Onları geri mi göndereceğiz?
Geçtiğimiz günlerde internette yayınlanan bir videoda, İstanbul’un bir ilçesinin meydanına toplanmış vatandaşların Suriyeliler hakkındaki şikayetlerini izledim. Şikayet değil aslında, bildiğin öfke...

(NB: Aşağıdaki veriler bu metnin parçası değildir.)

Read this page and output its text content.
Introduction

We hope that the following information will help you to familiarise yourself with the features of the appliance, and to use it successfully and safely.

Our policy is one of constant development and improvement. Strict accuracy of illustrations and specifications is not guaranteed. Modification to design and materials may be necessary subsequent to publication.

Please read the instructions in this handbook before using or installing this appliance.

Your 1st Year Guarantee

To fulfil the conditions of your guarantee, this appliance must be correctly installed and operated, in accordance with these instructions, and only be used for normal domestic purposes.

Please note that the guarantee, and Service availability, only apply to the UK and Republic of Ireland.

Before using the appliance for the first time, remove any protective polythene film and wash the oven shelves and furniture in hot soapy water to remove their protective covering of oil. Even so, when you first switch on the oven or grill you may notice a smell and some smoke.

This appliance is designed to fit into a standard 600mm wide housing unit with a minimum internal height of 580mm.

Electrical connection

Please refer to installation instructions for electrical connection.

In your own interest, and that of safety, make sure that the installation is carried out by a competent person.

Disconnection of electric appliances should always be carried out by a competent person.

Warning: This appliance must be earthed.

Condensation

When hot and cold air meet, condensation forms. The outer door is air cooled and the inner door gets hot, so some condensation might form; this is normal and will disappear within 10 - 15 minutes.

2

Geçtiğimiz günlerde internette yayınlanan bir videoda, İstanbul’un bir ilçesinin meydanına toplanmış vatandaşların Suriyeliler hakkındaki şikayetlerini izledim. Şikayet değil aslında, bildiğin öfke patlaması, bendine sığmayan bir nefret, giderek yükselen ve çatallaşan seslerden taşan koyu bir kin… Meydanda toplanmış, giderek kalabalıklaşan bir büyük çember oluşturmuş ve birbirlerini Suriyeliler’in nasıl da her yeri işgal ettikleri, nasıl da hak ettikleri şartların çok üstünde yaşadıkları konusunda onaylayan öfkeli insanlar, bağrışıyordu… Ürktüm. Zira, ortamda ezkaza oradan bir Suriyeli geçiveriyor olsa yakalayıp linç edeceklerini düşündürecek denli ağır bir atmosfer vardı.
Kullandıkları argümanlar mı? Hepsini biliyor, aylardır dinliyoruz; “Karımız, kızımız sokakta gezemiyor”, “Devlet bize bakmıyor, onlara maaş bağlıyor”, “Ülkelerine bayram ziyaretine gidebiliyorlarsa, savaşmaya da gidebilirler”, “Suriyelilere hastanelerde sıra yok, okullarda sınav yok” ve benzeri… Hatta, kalabalıktan bir kişi, yanlış duymadıysam Suriyelilerin evlerine dönmesi için ses yükseltmeyi “cihat” olarak tanımladı.
Peki, dünyanın en misafirperver toplumunu; sofrası da, kapısı da, gönlü de konuğuna, hatta yoldan geçene daima açık Türk insanını bu hale getiren neydi?
Milliyetçilik görüntüsü altında mezhepçilik yapan Azeri-Caferiler, Muhaberat’ın ajanlığına soyunan yerli Esad destekçileri mi? Yoksa Suriye’den sızmış gerçek Esad casusları mı? Kemalist ideoloji tarafından onyıllar boyunca topluma aşılanmış Arap düşmanlığının sonunda somut bir hedef bulması mı? Yoksa geride bıraktığımız yıllar içinde hep kötüye giden ekonominin ortaya çıkardığı sosyal yan etki mi? Olanlar, Avrupa’dan doğup tüm dünyaya yayılmaya başlayan sağ popülizmin Türkiye yansımaları mı?
Bunların hepsinin, önümüzde duran manzaranın ortaya çıkmasında bir parça payı var; fakat Suriye politikasını doğru yönetemeyen devletin de ciddi bir payı var. Zira, mülteciler meselesi en başından bu yana aşırılık politikalarıyla yürütüldü. Başlarda sanırım kısa sürede geri dönecekleri düşünüldüğü için, ne gerçek entegrasyon politikaları üretildi, ne de onlara “misafir” dışında başka bir isim konuldu.
Oysa Suriyeliler Türkiye’de mülteciydi ve geçici bile olsa başka bir ülkeye kitlesel şekilde göç edenlerin en az üçte birinin geri dönmeyeceği araştırmalarla ortaya konulmuş bir gerçeklik olduğuna göre, gelenlerin entegrasyonunu sağlamak için ivedilikle politika üretilmesi şarttı.